Invariably, most geometry proofs require auxiliary constructions. Large language models like GPT-4, which is behind ChatGPT, can be taught to come up with possible constructions. One can train them to use rule-sets from different fields to build auxiliary constructions and use them to write proofs. However, there is no guarantee that the new constructions they devise will be able to lead to new proofs.

But when the AlphaGeometry team combined GPT-4 with ‘Deductive Database’ and ‘Algebraic Rules’, the program could produce auxiliary constructions for geometry problems, with no prior human demonstration. This is a new development in the field, and in this sense, AlphaGeometry seems like a big step towards AI’s takeover of mathematics, which has thus far been a very human enterprise.

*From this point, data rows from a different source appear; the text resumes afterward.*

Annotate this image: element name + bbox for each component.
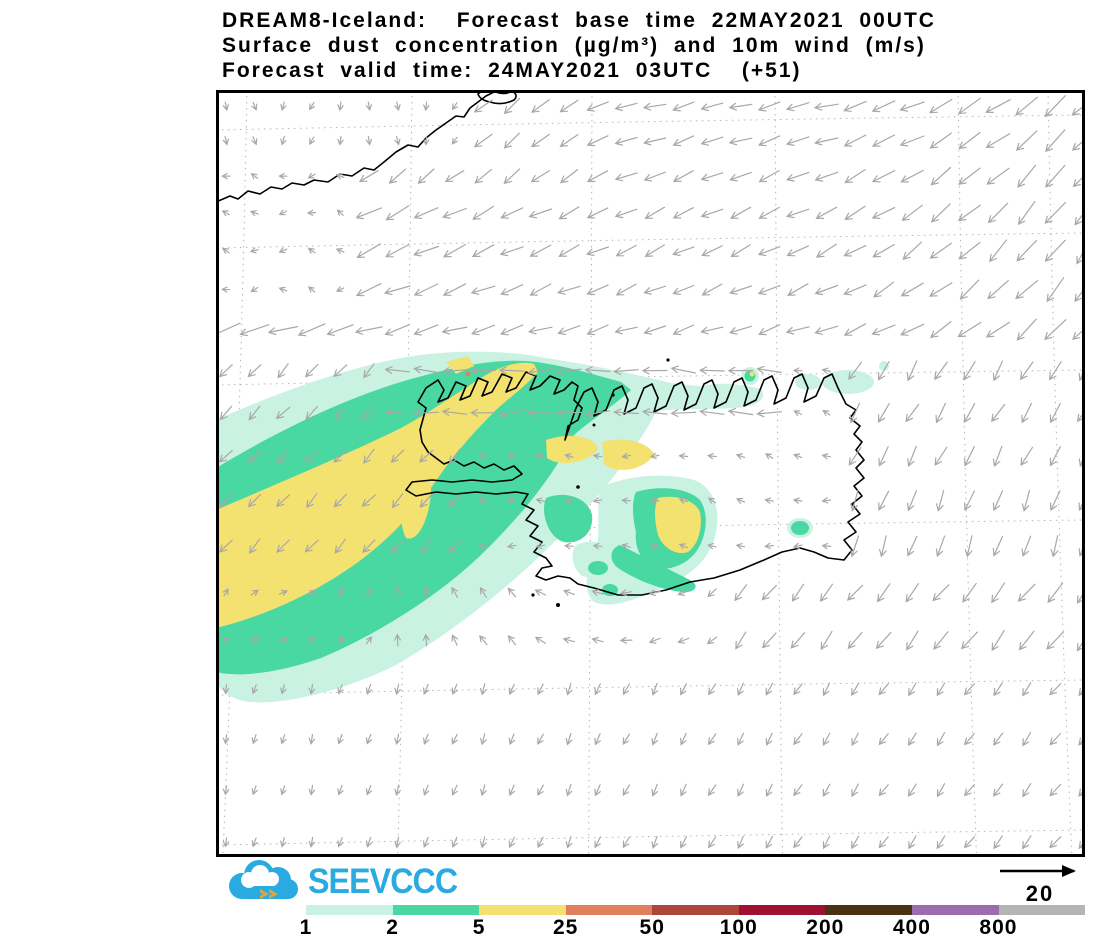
colorbar-segment <box>306 905 393 915</box>
colorbar-tick-label: 800 <box>979 916 1018 939</box>
colorbar-tick-label: 50 <box>639 916 665 939</box>
wind-vectors-layer <box>216 95 1085 850</box>
logo-text: SEEVCCC <box>308 862 458 901</box>
map-canvas <box>216 90 1085 857</box>
colorbar-labels: 1 2 5 25 50 100 200 400 800 <box>300 916 1085 942</box>
colorbar-tick-label: 100 <box>719 916 758 939</box>
title-line-1: DREAM8-Iceland: Forecast base time 22MAY… <box>222 9 936 32</box>
colorbar-tick-label: 2 <box>386 916 399 939</box>
chevron-icon <box>260 889 269 899</box>
concentration-colorbar <box>306 905 1086 915</box>
colorbar-tick-label: 200 <box>806 916 845 939</box>
colorbar-segment <box>652 905 739 915</box>
cloud-icon <box>229 860 298 899</box>
colorbar-segment <box>479 905 566 915</box>
colorbar-segment <box>911 905 999 915</box>
colorbar-tick-label: 25 <box>552 916 579 939</box>
seevccc-logo: SEEVCCC <box>222 858 470 906</box>
title-line-2: Surface dust concentration (µg/m³) and 1… <box>222 34 926 57</box>
forecast-map <box>216 90 1085 857</box>
colorbar-segment <box>565 905 653 915</box>
colorbar-segment <box>738 905 826 915</box>
dust-concentration-layer <box>216 351 889 703</box>
colorbar-segment <box>392 905 480 915</box>
colorbar-segment <box>998 905 1086 915</box>
colorbar-segment <box>825 905 912 915</box>
colorbar-tick-label: 1 <box>299 916 313 939</box>
colorbar-tick-label: 400 <box>892 916 931 939</box>
wind-reference: 20 <box>998 862 1082 907</box>
chevron-icon <box>269 889 278 899</box>
wind-reference-label: 20 <box>1025 881 1055 906</box>
title-block: DREAM8-Iceland: Forecast base time 22MAY… <box>222 8 936 83</box>
map-border <box>216 90 1085 857</box>
title-line-3: Forecast valid time: 24MAY2021 03UTC (+5… <box>222 59 802 82</box>
colorbar-tick-label: 5 <box>472 916 486 939</box>
wind-reference-arrow-icon <box>1000 865 1076 877</box>
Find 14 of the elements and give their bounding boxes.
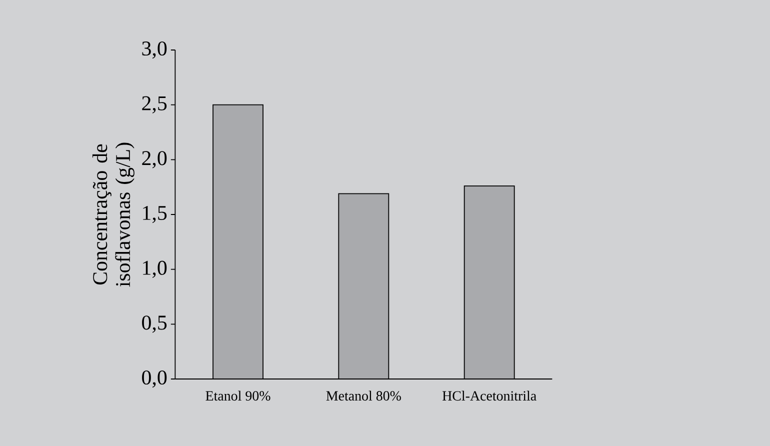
y-tick-label: 0,0 <box>142 370 167 388</box>
x-tick-label: Etanol 90% <box>206 390 270 401</box>
bar <box>464 186 515 379</box>
y-tick-label: 2,0 <box>142 151 167 168</box>
y-tick-label: 2,5 <box>142 96 167 114</box>
x-tick-label: Metanol 80% <box>326 390 401 401</box>
y-tick-label: 0,5 <box>142 316 167 333</box>
bar <box>213 104 263 379</box>
y-tick-label: 1,5 <box>143 206 167 224</box>
y-axis-title: Concentração de isoflavonas (g/L) <box>92 142 134 287</box>
bar <box>338 194 389 379</box>
x-tick-label: HCl-Acetonitrila <box>442 390 536 401</box>
y-tick-label: 1,0 <box>143 260 167 278</box>
y-tick-label: 3,0 <box>142 41 167 59</box>
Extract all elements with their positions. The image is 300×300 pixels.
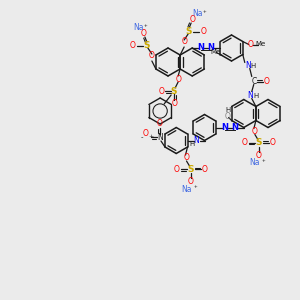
- Text: O: O: [242, 138, 248, 147]
- Text: ⁺: ⁺: [194, 186, 197, 192]
- Text: S: S: [171, 86, 177, 95]
- Text: O: O: [181, 38, 187, 46]
- Text: O: O: [200, 28, 206, 37]
- Text: Me: Me: [210, 49, 220, 55]
- Text: S: S: [256, 138, 262, 147]
- Text: O: O: [141, 29, 147, 38]
- Text: S: S: [144, 41, 150, 50]
- Text: N: N: [247, 91, 253, 100]
- Text: O: O: [171, 100, 177, 109]
- Text: O: O: [143, 128, 149, 137]
- Text: S: S: [186, 28, 192, 37]
- Text: N: N: [194, 136, 200, 145]
- Text: ⁺: ⁺: [144, 25, 148, 31]
- Text: Na: Na: [192, 10, 202, 19]
- Text: Na: Na: [250, 158, 260, 167]
- Text: O: O: [158, 86, 164, 95]
- Text: ⁺: ⁺: [202, 11, 206, 17]
- Text: N: N: [245, 61, 250, 70]
- Text: N: N: [221, 123, 228, 132]
- Text: O: O: [175, 74, 181, 83]
- Text: O: O: [225, 112, 231, 121]
- Text: +: +: [148, 134, 154, 140]
- Text: O: O: [202, 164, 207, 173]
- Text: O: O: [252, 127, 258, 136]
- Text: O: O: [256, 151, 262, 160]
- Text: Na: Na: [181, 184, 192, 194]
- Text: O: O: [130, 41, 136, 50]
- Text: O: O: [188, 178, 194, 187]
- Text: Me: Me: [256, 41, 266, 47]
- Text: Na: Na: [134, 23, 144, 32]
- Text: C: C: [251, 77, 256, 86]
- Text: O: O: [174, 164, 179, 173]
- Text: N: N: [231, 123, 238, 132]
- Text: O: O: [270, 138, 276, 147]
- Text: N: N: [208, 44, 215, 52]
- Text: ⁺: ⁺: [262, 160, 266, 166]
- Text: H: H: [189, 142, 194, 148]
- Text: S: S: [187, 164, 194, 173]
- Text: H: H: [225, 107, 230, 113]
- Text: H: H: [250, 62, 255, 68]
- Text: N: N: [198, 44, 205, 52]
- Text: O: O: [248, 40, 254, 49]
- Text: N: N: [157, 133, 163, 142]
- Text: O: O: [149, 52, 155, 61]
- Text: O: O: [264, 77, 270, 86]
- Text: -: -: [141, 134, 143, 140]
- Text: O: O: [157, 119, 163, 128]
- Text: O: O: [184, 154, 189, 163]
- Text: O: O: [189, 16, 195, 25]
- Text: H: H: [253, 92, 258, 98]
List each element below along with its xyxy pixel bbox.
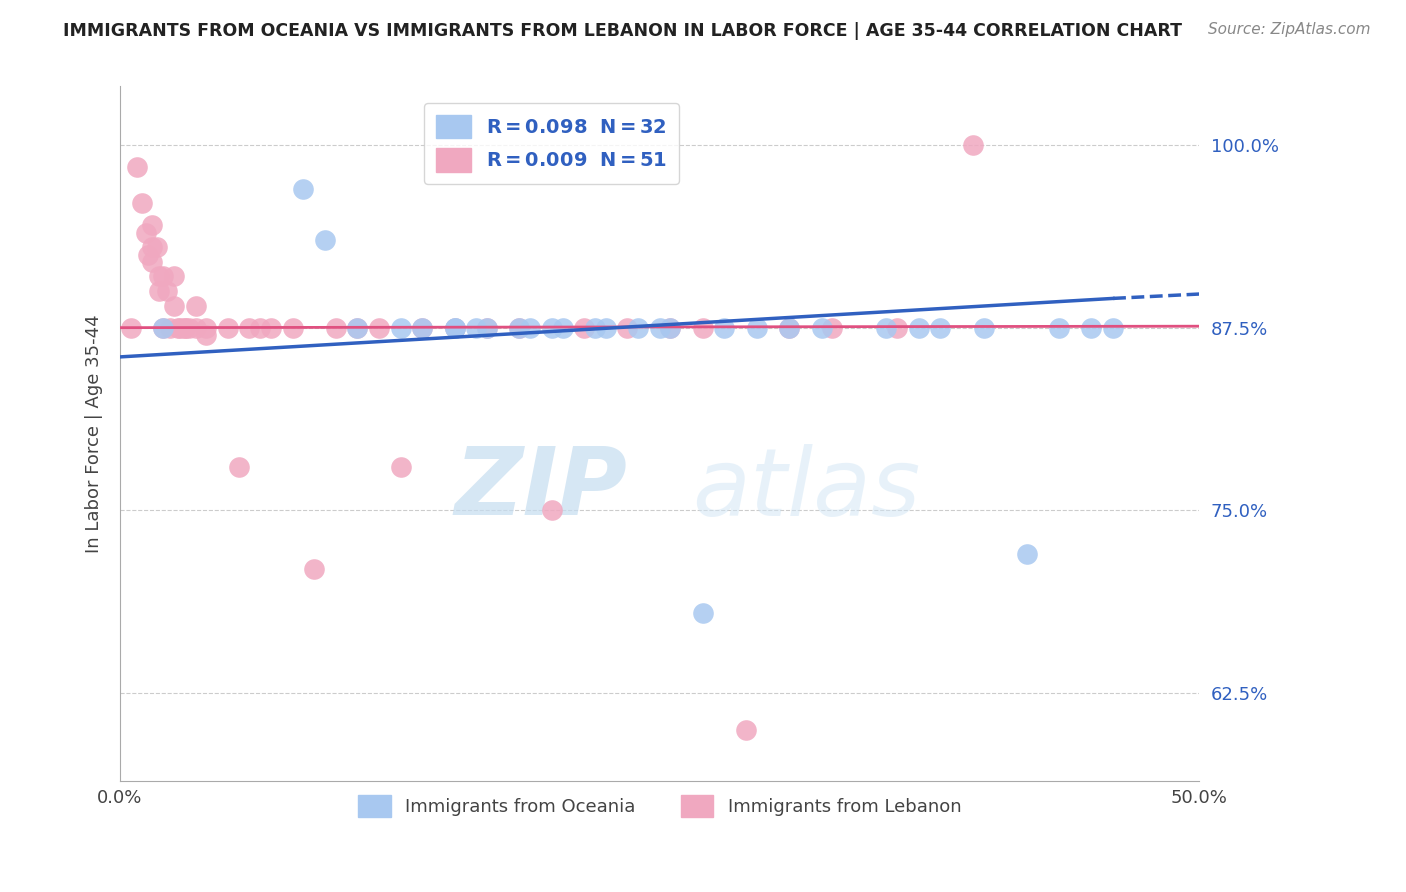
Point <box>616 320 638 334</box>
Point <box>389 320 412 334</box>
Point <box>152 320 174 334</box>
Point <box>127 160 149 174</box>
Text: IMMIGRANTS FROM OCEANIA VS IMMIGRANTS FROM LEBANON IN LABOR FORCE | AGE 35-44 CO: IMMIGRANTS FROM OCEANIA VS IMMIGRANTS FR… <box>63 22 1182 40</box>
Point <box>145 240 167 254</box>
Point <box>152 320 174 334</box>
Point <box>148 269 170 284</box>
Point <box>238 320 260 334</box>
Point <box>735 723 758 737</box>
Point <box>228 459 250 474</box>
Point <box>583 320 606 334</box>
Point <box>821 320 844 334</box>
Point <box>173 320 195 334</box>
Point <box>314 233 336 247</box>
Point <box>184 320 207 334</box>
Point <box>389 459 412 474</box>
Point <box>136 247 159 261</box>
Point <box>163 299 186 313</box>
Point <box>141 255 163 269</box>
Legend: Immigrants from Oceania, Immigrants from Lebanon: Immigrants from Oceania, Immigrants from… <box>352 788 969 824</box>
Point <box>141 219 163 233</box>
Point <box>659 320 682 334</box>
Point <box>217 320 239 334</box>
Point <box>886 320 908 334</box>
Point <box>540 320 562 334</box>
Point <box>173 320 195 334</box>
Point <box>1047 320 1070 334</box>
Text: ZIP: ZIP <box>454 443 627 535</box>
Text: Source: ZipAtlas.com: Source: ZipAtlas.com <box>1208 22 1371 37</box>
Point <box>141 240 163 254</box>
Point <box>325 320 347 334</box>
Point <box>443 320 465 334</box>
Point <box>368 320 391 334</box>
Point <box>595 320 617 334</box>
Point <box>519 320 541 334</box>
Point <box>465 320 488 334</box>
Point <box>443 320 465 334</box>
Point <box>778 320 800 334</box>
Point <box>156 284 179 298</box>
Point <box>540 503 562 517</box>
Point <box>692 320 714 334</box>
Point <box>195 328 218 343</box>
Point <box>475 320 498 334</box>
Point <box>120 320 142 334</box>
Point <box>411 320 433 334</box>
Point <box>508 320 530 334</box>
Point <box>1102 320 1125 334</box>
Point <box>152 269 174 284</box>
Point <box>292 182 315 196</box>
Text: atlas: atlas <box>692 443 921 534</box>
Point <box>249 320 271 334</box>
Point <box>411 320 433 334</box>
Point <box>135 226 157 240</box>
Point <box>169 320 191 334</box>
Point <box>713 320 735 334</box>
Point <box>443 320 465 334</box>
Point <box>875 320 897 334</box>
Point <box>131 196 153 211</box>
Point <box>184 299 207 313</box>
Point <box>346 320 368 334</box>
Point <box>973 320 995 334</box>
Point <box>346 320 368 334</box>
Point <box>778 320 800 334</box>
Point <box>159 320 181 334</box>
Point <box>745 320 768 334</box>
Point <box>692 606 714 620</box>
Point <box>475 320 498 334</box>
Point <box>148 284 170 298</box>
Y-axis label: In Labor Force | Age 35-44: In Labor Force | Age 35-44 <box>86 314 103 553</box>
Point <box>281 320 304 334</box>
Point <box>962 137 984 152</box>
Point <box>551 320 574 334</box>
Point <box>572 320 595 334</box>
Point <box>929 320 952 334</box>
Point <box>177 320 200 334</box>
Point <box>304 562 326 576</box>
Point <box>659 320 682 334</box>
Point <box>508 320 530 334</box>
Point <box>1080 320 1102 334</box>
Point <box>260 320 283 334</box>
Point <box>648 320 671 334</box>
Point <box>167 320 190 334</box>
Point <box>810 320 832 334</box>
Point <box>907 320 929 334</box>
Point <box>1015 547 1038 561</box>
Point <box>163 269 186 284</box>
Point <box>195 320 218 334</box>
Point <box>627 320 650 334</box>
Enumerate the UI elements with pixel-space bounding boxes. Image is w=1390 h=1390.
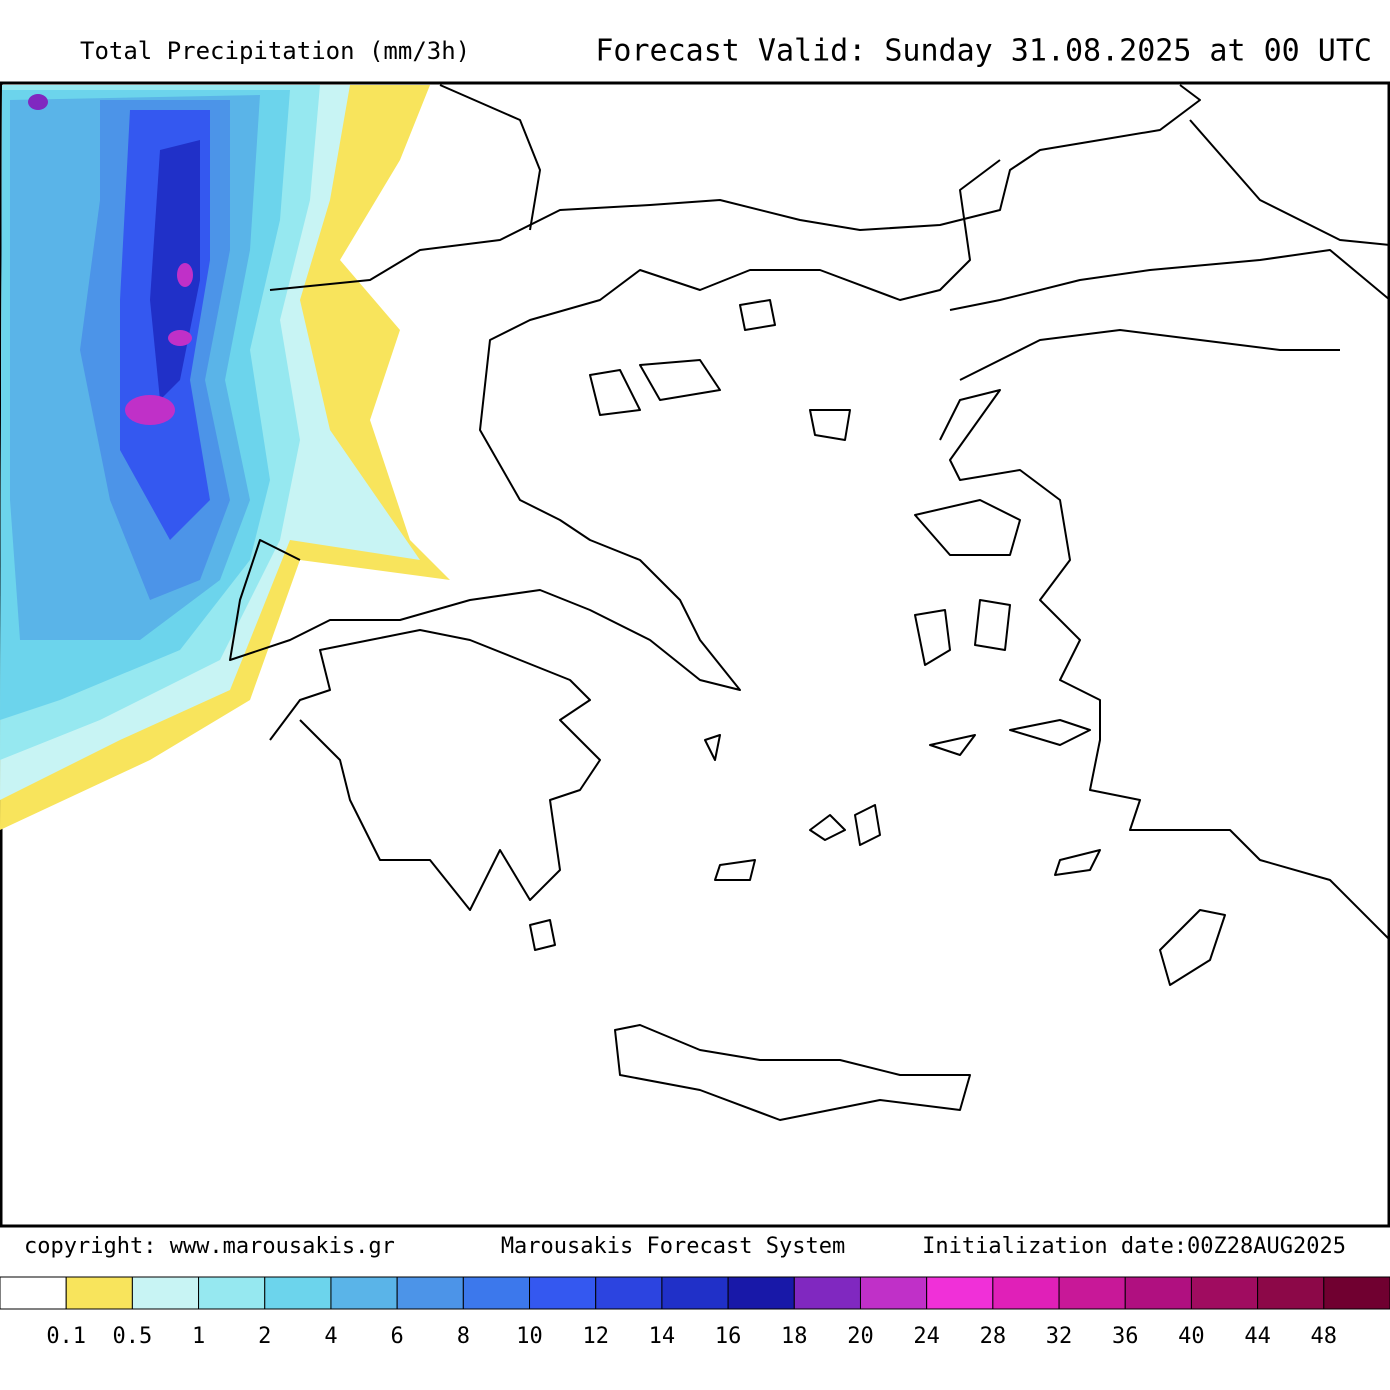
colorbar-label: 28 bbox=[980, 1324, 1007, 1349]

In all, AlphaGeometry could solve 11 more Olympiad geometry problems, bringing its tally to 25 out of 30 problems. It is also commendable that AlphaGeometry can write human-readable proofs and can draw diagrams to explain a proof. Once it did so, the team asked a coach of the U.S. Mathematical Olympiad to evaluate the proofs and grade them. The result: AlphaGeometry performed better than an average silver medallist.

The architecture developed for AlphaGeometry may not have been able to solve the other Olympiad problems, but the techniques it developed are directly useful to solve problems from other areas of mathematics. The success of this project will certainly lead to the development of AI programs that can efficiently do mathematics at least at the school level.

Mohan R. is a mathematician at Azim Premji University, Bengaluru.